I am currently working on two major projects funded by the Australian Research Council. The first, From Migrant to Worker: New Transnational Responses to Temporary Labour Migration in East and Southeast Asia, systematically compares the position of temporary labour migrants with regard to host-country industrial relations systems in Hong Kong, Korea, Malaysia, Singapore and Taiwan, and examines the nature and impact of civil society initiatives concerning temporary labour migration in those countries. The project, which builds on my earlier work about unions and labour NGOs, seeks to move beyond the scholarly disjuncture between migration studies and labour studies, challenging the way scholars view temporary labour migration.
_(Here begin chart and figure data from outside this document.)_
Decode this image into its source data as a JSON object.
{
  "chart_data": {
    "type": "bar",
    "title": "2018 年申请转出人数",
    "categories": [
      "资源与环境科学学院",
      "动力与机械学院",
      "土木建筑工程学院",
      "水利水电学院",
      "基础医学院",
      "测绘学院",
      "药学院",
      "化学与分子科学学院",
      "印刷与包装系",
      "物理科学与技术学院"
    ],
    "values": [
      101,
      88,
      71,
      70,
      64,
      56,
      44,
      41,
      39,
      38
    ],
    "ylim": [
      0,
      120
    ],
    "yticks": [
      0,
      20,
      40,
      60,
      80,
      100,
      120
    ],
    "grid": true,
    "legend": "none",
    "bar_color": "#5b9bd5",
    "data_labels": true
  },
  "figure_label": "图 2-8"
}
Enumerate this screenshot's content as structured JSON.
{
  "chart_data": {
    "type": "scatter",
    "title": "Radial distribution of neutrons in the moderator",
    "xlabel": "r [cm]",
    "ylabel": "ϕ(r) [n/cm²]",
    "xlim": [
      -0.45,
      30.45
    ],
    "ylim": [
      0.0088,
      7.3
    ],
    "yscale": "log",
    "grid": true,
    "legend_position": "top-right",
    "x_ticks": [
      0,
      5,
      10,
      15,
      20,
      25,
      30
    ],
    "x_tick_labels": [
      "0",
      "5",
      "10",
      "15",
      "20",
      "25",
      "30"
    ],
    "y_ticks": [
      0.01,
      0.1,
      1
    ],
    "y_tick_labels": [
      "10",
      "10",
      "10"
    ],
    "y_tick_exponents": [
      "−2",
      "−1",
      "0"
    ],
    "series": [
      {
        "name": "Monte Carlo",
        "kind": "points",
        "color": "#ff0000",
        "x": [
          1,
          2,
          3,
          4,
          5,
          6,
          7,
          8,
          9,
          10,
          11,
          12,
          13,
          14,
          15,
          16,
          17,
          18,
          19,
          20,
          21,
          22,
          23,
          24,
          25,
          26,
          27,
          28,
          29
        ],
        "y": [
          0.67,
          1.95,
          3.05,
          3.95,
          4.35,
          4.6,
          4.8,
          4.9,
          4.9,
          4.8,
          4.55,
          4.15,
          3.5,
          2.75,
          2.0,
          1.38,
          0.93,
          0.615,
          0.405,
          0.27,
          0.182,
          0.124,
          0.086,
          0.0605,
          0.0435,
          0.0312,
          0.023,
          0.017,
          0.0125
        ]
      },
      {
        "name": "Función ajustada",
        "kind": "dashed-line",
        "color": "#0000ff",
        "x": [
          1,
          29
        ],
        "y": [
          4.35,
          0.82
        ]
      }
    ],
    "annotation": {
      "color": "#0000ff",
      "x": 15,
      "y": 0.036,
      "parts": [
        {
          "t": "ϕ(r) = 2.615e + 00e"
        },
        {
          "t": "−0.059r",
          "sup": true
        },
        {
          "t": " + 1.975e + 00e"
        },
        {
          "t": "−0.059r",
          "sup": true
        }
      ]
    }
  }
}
The second project, In the Shadow of Singapore: The Limits of Transnationalism in Insular Riau, is a collaborative project with Associate Professor Lenore Lyons from the University of Wollongong. This project focuses on Indonesia's Riau islands, which form the ‘borderlands' between Singapore and Indonesia. Our interest is in the ways in which those who live within the border zone, as well as those who cross the border for work and/or pleasure, engage in the dual processes of reconstructing the boundaries of the nation-state and establishing their own sense of national identity and belonging. This research project contributes to the broader scholarly interest in borders by problematizing the relationship between citizenship, nationality, territory and sovereignty.